Events

Visual Media Hub: An Open Multimedia Hub for Building Cloud Services and Mobile Apps

Lecture / Panel
 
For NYU Community

Speaker: Jin Li, Microsoft Research (CCS)

Visual Media Hub (short as VM Hub below) aims to build an open multimedia hub to allow the entire multimedia/vision community in both academia and industry to easily build cloud services and mobile multimedia applications. The VM Hub is built on top of a to-be open sourced distributed functional programming platform OneNet. The VM Hub Client Suite and Hub App Library are also to be open sourced. With the Hub, a multimedia researcher or developer can quickly turn his/her single-machine implementation of a multimedia application, e.g., an image/video recognizer, into a service hosted in the cloud with multiple service endpoints.
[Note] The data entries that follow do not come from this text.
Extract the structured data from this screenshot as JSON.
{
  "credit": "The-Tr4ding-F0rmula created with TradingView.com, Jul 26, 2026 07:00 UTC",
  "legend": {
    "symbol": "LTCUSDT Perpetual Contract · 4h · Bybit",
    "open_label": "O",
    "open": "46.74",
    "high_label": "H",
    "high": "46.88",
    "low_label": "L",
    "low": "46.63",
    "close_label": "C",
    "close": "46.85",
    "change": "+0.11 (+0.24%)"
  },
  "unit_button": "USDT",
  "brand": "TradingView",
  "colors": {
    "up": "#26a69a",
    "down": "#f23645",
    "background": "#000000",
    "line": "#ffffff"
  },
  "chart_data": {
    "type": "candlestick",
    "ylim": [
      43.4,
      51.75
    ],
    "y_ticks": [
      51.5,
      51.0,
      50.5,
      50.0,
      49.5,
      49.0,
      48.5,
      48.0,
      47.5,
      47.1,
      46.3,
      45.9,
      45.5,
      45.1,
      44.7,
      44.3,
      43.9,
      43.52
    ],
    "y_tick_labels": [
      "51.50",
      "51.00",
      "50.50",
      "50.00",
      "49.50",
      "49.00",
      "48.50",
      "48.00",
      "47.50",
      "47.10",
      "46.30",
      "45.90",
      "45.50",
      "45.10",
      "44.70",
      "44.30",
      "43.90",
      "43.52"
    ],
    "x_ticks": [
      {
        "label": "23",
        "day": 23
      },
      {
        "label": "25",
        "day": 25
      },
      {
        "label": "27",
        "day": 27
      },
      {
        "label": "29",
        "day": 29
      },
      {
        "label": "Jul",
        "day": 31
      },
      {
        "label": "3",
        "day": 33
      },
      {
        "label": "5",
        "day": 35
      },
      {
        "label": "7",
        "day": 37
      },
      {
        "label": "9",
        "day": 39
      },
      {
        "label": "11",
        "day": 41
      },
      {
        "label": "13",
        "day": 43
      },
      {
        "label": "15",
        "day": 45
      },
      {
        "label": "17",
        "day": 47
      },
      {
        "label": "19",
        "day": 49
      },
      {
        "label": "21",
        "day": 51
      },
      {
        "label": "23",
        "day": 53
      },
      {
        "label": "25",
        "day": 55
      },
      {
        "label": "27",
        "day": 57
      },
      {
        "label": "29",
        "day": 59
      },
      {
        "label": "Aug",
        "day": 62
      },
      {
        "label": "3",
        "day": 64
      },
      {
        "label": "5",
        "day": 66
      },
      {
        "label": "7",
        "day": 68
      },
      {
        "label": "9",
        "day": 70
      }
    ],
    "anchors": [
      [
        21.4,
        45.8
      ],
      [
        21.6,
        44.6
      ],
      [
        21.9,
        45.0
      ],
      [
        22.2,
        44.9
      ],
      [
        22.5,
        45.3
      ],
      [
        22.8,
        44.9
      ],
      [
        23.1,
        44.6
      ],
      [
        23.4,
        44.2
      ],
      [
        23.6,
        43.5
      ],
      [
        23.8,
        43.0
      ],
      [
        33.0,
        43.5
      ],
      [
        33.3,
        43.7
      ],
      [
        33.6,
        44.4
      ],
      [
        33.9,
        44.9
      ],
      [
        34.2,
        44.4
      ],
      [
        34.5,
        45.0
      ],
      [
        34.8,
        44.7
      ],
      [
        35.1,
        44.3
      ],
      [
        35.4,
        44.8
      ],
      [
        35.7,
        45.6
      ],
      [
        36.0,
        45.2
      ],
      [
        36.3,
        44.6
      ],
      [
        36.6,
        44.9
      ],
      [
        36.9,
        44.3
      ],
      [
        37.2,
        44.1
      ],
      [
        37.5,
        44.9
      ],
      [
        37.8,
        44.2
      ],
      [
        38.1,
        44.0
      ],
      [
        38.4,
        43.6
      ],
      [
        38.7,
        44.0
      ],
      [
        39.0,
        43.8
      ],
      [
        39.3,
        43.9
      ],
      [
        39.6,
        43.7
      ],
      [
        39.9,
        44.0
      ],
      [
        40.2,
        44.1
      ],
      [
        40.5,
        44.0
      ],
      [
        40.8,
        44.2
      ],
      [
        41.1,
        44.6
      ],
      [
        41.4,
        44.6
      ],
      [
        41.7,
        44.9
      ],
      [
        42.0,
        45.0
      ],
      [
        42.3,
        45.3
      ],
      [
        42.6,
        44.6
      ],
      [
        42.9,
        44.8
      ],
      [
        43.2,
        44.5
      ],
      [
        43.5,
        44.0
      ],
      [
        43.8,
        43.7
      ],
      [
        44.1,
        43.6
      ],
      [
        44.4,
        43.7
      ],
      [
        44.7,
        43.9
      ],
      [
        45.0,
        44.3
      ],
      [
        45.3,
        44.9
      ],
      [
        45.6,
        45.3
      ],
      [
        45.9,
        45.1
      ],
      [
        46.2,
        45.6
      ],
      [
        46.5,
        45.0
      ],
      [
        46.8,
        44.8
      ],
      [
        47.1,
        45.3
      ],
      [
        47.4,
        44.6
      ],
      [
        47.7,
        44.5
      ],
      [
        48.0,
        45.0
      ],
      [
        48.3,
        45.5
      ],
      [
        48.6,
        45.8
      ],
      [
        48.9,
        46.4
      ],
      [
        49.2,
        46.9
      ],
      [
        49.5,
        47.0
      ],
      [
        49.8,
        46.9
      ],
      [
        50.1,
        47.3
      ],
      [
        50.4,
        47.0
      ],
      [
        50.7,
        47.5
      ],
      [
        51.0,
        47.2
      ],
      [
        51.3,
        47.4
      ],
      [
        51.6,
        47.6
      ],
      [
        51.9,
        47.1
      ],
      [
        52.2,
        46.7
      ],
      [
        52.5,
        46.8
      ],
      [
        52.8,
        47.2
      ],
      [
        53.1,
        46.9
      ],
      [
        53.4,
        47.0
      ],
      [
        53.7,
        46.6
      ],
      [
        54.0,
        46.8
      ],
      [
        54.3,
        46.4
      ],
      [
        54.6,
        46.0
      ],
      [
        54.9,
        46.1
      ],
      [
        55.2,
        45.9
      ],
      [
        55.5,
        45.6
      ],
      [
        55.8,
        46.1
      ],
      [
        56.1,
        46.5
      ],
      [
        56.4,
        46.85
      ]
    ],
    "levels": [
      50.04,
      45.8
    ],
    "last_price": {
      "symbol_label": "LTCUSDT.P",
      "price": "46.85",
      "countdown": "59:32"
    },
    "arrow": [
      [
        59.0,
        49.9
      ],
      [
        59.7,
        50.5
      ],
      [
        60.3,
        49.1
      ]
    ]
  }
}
This provides the capability to scale by increasing the number of worker machines, balance the load among endpoints, and automatically deal with failure. VM Hub is capable of concurrently supporting multiple service providers, each of which may support services with different schemas and domains. VM Hub can also support multiple versions of multimedia services on the same schema and domain. This multi-version hosting feature allows the developer to seamlessly test and deploy a new implementation of the service without any risk in disrupting the existing service (the old version). VM Hub service endpoints may be simultaneously deployed in a public cloud and / or in a private cluster. We also provide tools for obtaining detailed operating telemetry of the multimedia service endpoints, with capability for developers to arbitrarily customize their telemetry. The open sourced VM Hub App Library implementation is based on the Portable Class Library [15] and can support mobile Apps across Windows Phone, Android and iOS platforms. The VM Hub suite of libraries will greatly reduce the development and deployment effort for multimedia researchers and developers to bring their work to a Cloud service and encourages them to build mobile applications that easily showcase the multimedia service to a worldwide audience.

 

Bio:

Dr. Jin Li is a Partner Research Manager of the Cloud Computing and Storage (CCS) group in Microsoft Research. He engaged research in an end-to-end approach, and believes that the ultimate milestone of cool system research is a product of significant impact. His group has architected (and in many cases written the code for) the erasure code solution used in Windows Azure Storage, Storage Spaces in Windows 8.1 and Windows Server 2012 R2, and in Lync, Xbox and RemoteFX. His work on Local Reconstruction Code (LRC) in Windows
Azure Storage has led to hundreds of millions of dollars of savings for Microsoft, a Best Paper Award at USENIX ATC 2012 and a 2013 Microsoft Technical Community Network Storage Technical Achievement Award. He has architected and implemented the Primary Data Deduplication feature in Windows Server 2012 and End-to-End Deduplication for Storage Virtualization in Windows Server 2012 R2, which is among top 3 features for Windows File Server introduced at Windows Server 2012, received rave reviews from press, with evidence that some customers upgrading to Windows Server 2012 for the primary data deduplication feature only. He has architected and implemented the RemoteFX for WAN feature in Windows 8, Windows 10 and Windows Server 2012, which provides fast and fluid user experience in a remote session running over any WAN and wireless networks. He is ICME steering committee chair and a TPC Co-Chair of ACM Multimedia 2016. He is an IEEE Fellow.